Why would we want to pay women to not have babies? Much of the world has such a low fertility rate that population is dropping. Worse, average age is increasing. This is happening even in desperately poor countries such as Bangladesh.

The old ideas that women must be coerced, or that they must be educated, or that they must have increased wealth have all been shown to be false. The latest idea is that women simply need to be in control of their own fertility to reduce the number of babies. Some will want lots of babies, some won't want any. On average fertility will decline. With wealth, education and technology fertility falls below replacement levels.

The problem of the future seems to be finding ways to encourage women to bear children... or finding ways to relieve them of the necessity.

Posted by: back40 on January 8, 2003 12:07 AM

Hasn't there been a population explosion in the last two hundred years? Allowing 6 billion more human beings to experience life & consciousness than had inhabited the earth previously?

Posted by: reader on January 8, 2003 05:18 AM

Population explosion? No, more like death implosion. Infant mortality has dropped and life expectancy has increased.

But, looking to the future is more useful than looking to the past. The demographic consequences of increasing average age and inadequate fertility are the current problems. Too many old, unproductive humans are being supported by too few young productive humans. Population short falls are being masked by immigration, which has social and economic consequences too, and can't continue since the sources of immigrants are drying up. Brain drain isn't the half of it. Some European countries have begun campaigns to encourage child bearing, and the trends in even the poorest countries indicate they too will have problems in future.

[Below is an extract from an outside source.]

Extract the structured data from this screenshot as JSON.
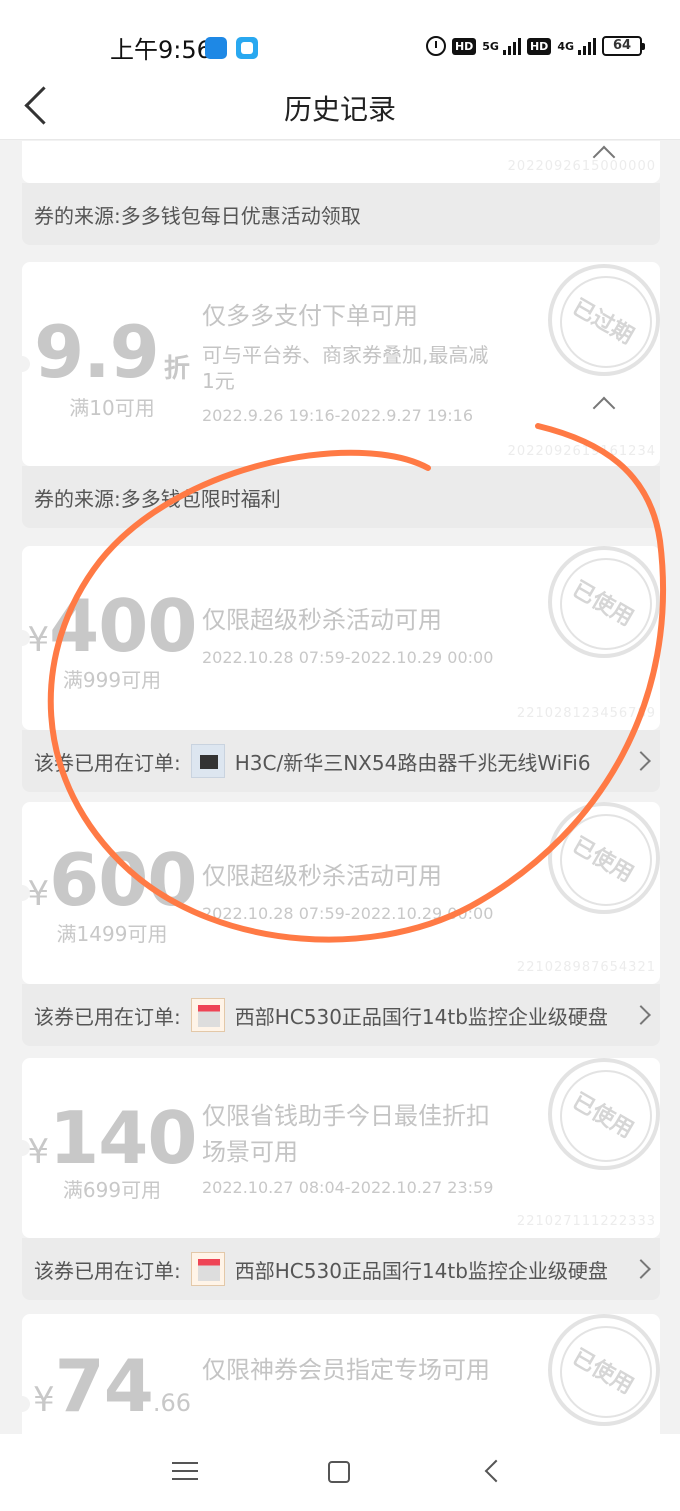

Perhaps medical advances will allow old people to live more productive lives? Perhaps advances in robotics and computation will allow more work to be done by machines? There may be a way to have a high standard of living without large numbers of healthy, young producers, but it will be tricky to make the transition. We need to do some thinking.

An interesting bit of history is that these trends were known in the 60s. Population explosion hysteria happened anyway. It's funny how we focus attention and energy on the wrong problem or the right problem at the wrong time. Makes you wonder what we are missing now? What trend are we missing now while we focus on infertility, population decline and aging?

Posted by: back40 on January 8, 2003 11:00 AM

Google Search, first hit for 'population 1800', goes right to the crux of the buscuit of what I was trying to convey anyway:

http://www.prb.org/Content/NavigationMenu/PRB/Educators/Human_Population/Population_Growth/Population_Growth.htm

Posted by: reader on January 8, 2003 09:50 PM

There are a large number of UN and NGO "family planning" programs that center around offering women money to get sterilized or use birth control.

This is the first I've heard of this. Google produces a few results about something in Peru; but do you have any better references?